Saturday, May 4, 2013

COMING TOGETHER--55

This is Thursday. We have been to Mom's hair salon, to the Cheesecake Factory for lunch and now we are back home.

This 18 mile trip to the salon is Mom's freedom. It gives her a chance to be the center of attention. She usually doesn't want to just come home. So we went to the Cheesecake Factory, a restaurant. Mom ate very little real food but she did load up on strawberry shortcake. This is what she does. She doesn't really like real food, she wants sweets because it deals with her depression.

Then after we came home and I had a 2 hour nap, she wanted to go back to the salon. I think she made this up, simply because it makes her feel independent. She craves her independence, which age and blindness has taken from her. She craves being away from me because I represent dependency.

Now she is taking a walk to get away from me and this apartment. I hope it lasts, but I fear she will come up with something else to get away.

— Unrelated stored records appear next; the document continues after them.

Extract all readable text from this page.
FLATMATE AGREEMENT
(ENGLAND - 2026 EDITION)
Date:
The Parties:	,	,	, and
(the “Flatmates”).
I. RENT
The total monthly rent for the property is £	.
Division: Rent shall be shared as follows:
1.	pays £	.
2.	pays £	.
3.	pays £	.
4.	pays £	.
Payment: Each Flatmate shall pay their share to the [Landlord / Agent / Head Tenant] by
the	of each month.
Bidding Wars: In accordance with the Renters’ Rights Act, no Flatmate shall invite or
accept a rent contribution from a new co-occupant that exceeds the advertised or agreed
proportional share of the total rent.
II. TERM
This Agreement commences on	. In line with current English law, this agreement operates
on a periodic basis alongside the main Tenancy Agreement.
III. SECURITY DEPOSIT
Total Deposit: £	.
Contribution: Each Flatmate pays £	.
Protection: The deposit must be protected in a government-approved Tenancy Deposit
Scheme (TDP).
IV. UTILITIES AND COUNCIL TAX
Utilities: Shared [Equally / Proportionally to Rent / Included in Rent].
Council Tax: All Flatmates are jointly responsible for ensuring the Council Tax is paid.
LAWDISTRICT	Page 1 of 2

I probably need to leave as soon as possible for work.

+++

This is Friday, a nice overcast day, mild. I got Mom breakfast from McDonald's so she would have to eat some real food. It worked. She ate well, was grateful and I gave her some chocolate cookies two hours later.

I left for some exercise with the baseball at a park--had a good time and came back to write this. I'm not sure my mother even remembers yesterday.

 

COMING TOGETHER--56

Here it is Sunday already. Mom got up early for church, surprising me. We went. The sermon was confusing, about God not condemning us, but coming to save us. It was based on John 3.16, 17.

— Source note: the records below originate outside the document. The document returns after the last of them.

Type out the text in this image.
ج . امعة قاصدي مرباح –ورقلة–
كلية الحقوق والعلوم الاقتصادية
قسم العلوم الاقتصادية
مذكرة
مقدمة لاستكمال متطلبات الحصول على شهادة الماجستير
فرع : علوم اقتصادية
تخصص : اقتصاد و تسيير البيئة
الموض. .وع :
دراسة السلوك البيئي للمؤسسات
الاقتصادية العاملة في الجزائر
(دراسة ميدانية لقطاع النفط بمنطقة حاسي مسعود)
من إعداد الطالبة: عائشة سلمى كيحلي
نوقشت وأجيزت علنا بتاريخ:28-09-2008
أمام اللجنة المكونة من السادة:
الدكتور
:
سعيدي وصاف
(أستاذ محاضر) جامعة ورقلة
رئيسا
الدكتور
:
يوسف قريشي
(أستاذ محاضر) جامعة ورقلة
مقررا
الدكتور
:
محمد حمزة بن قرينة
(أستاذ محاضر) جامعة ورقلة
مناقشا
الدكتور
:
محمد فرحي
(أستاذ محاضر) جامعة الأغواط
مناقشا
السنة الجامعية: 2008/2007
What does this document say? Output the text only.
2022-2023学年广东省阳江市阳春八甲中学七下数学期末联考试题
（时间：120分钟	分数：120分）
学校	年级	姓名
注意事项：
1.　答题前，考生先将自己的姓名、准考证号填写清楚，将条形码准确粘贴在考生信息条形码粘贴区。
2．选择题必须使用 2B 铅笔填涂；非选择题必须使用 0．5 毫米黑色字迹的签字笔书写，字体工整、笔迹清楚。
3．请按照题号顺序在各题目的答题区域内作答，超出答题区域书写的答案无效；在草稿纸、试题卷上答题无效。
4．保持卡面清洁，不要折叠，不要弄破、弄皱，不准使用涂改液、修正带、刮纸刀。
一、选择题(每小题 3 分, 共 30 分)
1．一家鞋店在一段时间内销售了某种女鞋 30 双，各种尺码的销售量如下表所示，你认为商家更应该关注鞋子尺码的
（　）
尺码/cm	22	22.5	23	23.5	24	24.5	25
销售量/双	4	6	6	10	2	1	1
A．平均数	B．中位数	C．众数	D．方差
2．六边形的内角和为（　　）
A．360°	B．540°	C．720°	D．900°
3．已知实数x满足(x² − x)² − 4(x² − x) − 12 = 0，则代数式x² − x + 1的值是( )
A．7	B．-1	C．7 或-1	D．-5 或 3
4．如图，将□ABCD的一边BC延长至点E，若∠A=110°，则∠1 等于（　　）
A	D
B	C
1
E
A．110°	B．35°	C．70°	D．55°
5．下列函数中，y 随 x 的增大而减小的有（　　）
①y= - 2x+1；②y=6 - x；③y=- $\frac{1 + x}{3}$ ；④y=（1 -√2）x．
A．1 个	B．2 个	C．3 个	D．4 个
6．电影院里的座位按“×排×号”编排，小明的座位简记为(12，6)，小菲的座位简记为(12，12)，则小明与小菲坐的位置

We went to The Egg and I, ate well. When we returned, I slept for two hours. The item of the day is that Mom has an overgrown toenail which will be painful to cut. I don't know how I'm going to her in the car. I don't know if they can deaden her toe so it won't hurt. It might hurt plenty. But that is tomorrow.

I work tonight, all night long.

On Monday I didn't try to get Mom in the car. I just let it pass. If the toenail grows, then it will just have to be that way. I mentioned it to her at noon today, she said she would go this afternoon. I knew that was a lie. So I just dropped the subject.

We have gone for our usual walk. I got Mom a salad from Schotzsky's Deli. The salad is terrific but I don't know if she'll eat any of it. I have to learn to drop that subject, also.

She is losing her mind, gradually. She knows this. She made a comment yesterday about having Alzheimer's. She is in no pain, her heart is still going but she just doesn't like to eat food. Right now it is 4pm; she doesn't want to eat the salad, she wants to eat chocolate. I just have to accept this.